Some stakeholders will be satisfied that their interests are adequately represented by this agenda, while others will be extremely concerned by the exclusion of other challenges.
For example, the MDGs were critiqued by the wider health community for adopting a narrow focus on specific diseases, most notably HIV, TB, and malaria. This provoked the adoption of the term “Neglected Tropical Diseases’” by those who were very concerned that progress on tackling other diseases would take a back seat. However, this focus allowed for great progress in tackling HIV, TB, and malaria with a global decline of 45% in new HIV infections since 2000.
Image from The Global Fund which highlights that 9.2 million people are on anti-retro viral drugs for HIV, 15.1 million people have received TB treatment, and 659 million mosquito nets have been distributed. © The Global Fund (2016) Results Report. The Global Fund. Accessed 12/07/2017
The focus has since been broadened out in the SDGs, which now include the “Neglected Tropical Diseases” and NCDs as well as maintaining targets to improve the rates and impact of AIDS, TB, and malaria.

Will SDG 3 leave people behind?

One advantage of the SDGs is that they draw a line in the sand. Earlier this week we discussed some of the ways we measure health, and the importance of having a baseline to judge the impact of our efforts to tackle health challenges. We will continue to use key metrics like life expectancy, and the prevalence and incidence of various diseases, in order to see whether the SDGs actually make a difference. As well as quantitative measures and measuring progress towards the health targets, we discussed the need to find ways to ensure that the quality of people’s’ lives improves as we achieve the health SDGs. In Week 4, we will be looking at measuring impact in more detail.
We also saw how an increase in a country’s GDP is associated with improved health as measured by life expectancy.
However, distribution of resources within a country is crucial – the wealthy can be healthy while the poor suffer within the country, and sometimes even the same neighbourhood. As we seek to achieve the health targets we must keep in mind the overall agenda of the SDGs “that no-one will be left behind.”
In seeking to achieve good health for all we are facing several different types of problems. We already have some of the solutions, but we need to ensure that everyone can access them
For example, we know that ARV medication can enable those infected with HIV to achieve almost a normal life expectancy. However, some people still die from AIDS in our world as they do not have access to these medicines.
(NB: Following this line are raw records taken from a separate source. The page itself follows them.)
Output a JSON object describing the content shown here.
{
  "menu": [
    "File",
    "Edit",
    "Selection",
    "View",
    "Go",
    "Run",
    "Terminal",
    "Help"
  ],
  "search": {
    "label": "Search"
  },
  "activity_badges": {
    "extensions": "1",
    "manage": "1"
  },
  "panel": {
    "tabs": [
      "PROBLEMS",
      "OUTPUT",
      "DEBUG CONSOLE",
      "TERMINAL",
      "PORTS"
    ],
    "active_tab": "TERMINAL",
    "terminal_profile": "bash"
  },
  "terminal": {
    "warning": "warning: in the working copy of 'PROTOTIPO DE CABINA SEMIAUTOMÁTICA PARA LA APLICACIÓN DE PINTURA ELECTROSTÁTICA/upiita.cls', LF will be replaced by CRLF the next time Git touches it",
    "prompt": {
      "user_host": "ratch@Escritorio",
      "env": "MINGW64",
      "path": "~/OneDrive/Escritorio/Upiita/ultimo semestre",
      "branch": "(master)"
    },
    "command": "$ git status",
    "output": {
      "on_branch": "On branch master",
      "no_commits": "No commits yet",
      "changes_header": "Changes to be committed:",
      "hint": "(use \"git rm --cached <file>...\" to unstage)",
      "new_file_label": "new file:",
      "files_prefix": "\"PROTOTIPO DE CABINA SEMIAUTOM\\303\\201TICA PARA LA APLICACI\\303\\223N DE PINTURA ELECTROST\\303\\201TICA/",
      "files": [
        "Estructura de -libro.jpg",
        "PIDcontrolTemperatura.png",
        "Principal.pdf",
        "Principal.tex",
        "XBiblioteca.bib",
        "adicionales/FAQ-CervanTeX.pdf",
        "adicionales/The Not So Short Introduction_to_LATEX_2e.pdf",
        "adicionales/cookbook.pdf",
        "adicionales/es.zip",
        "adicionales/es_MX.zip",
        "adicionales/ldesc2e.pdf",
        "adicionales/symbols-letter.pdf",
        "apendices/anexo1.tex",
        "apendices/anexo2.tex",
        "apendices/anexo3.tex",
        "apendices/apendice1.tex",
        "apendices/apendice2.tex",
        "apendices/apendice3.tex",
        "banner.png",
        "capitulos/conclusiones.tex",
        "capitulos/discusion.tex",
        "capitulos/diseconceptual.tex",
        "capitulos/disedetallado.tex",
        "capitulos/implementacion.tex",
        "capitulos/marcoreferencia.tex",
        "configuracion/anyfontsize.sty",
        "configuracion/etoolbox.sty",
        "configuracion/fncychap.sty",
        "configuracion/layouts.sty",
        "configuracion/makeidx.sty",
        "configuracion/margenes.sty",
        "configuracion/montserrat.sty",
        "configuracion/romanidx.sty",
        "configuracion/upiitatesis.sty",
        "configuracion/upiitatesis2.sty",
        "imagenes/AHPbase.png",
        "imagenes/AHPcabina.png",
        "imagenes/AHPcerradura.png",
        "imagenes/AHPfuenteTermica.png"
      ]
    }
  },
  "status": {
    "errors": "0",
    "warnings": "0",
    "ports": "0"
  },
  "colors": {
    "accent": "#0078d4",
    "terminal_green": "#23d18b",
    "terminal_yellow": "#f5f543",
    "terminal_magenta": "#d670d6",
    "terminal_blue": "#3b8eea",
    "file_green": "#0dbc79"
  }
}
What challenges will the future hold?

There are other challenges that we don’t yet know how to solve. As we started to consider the future of health and healthcare, we saw a landscape of evolving threats like antibiotic resistance. We also saw the power of evolving solutions like personalised medicines. We need to learn together how to solve tough challenges, and how to tackle as yet unknown challenges that will emerge.
It is in light of these unknown challenges that SDG 17 becomes crucially important.
“Strengthen the means of implementation and revitalise the global partnership for sustainable development.”

Image of SDG 17 - a venn diagram on blue background

It is through a combination of collectively finding new solutions and ensuring nobody is left behind that we will ultimately achieve good health. SDG 3 provides us with a good, if imperfect, framework to work together towards this essential human goal.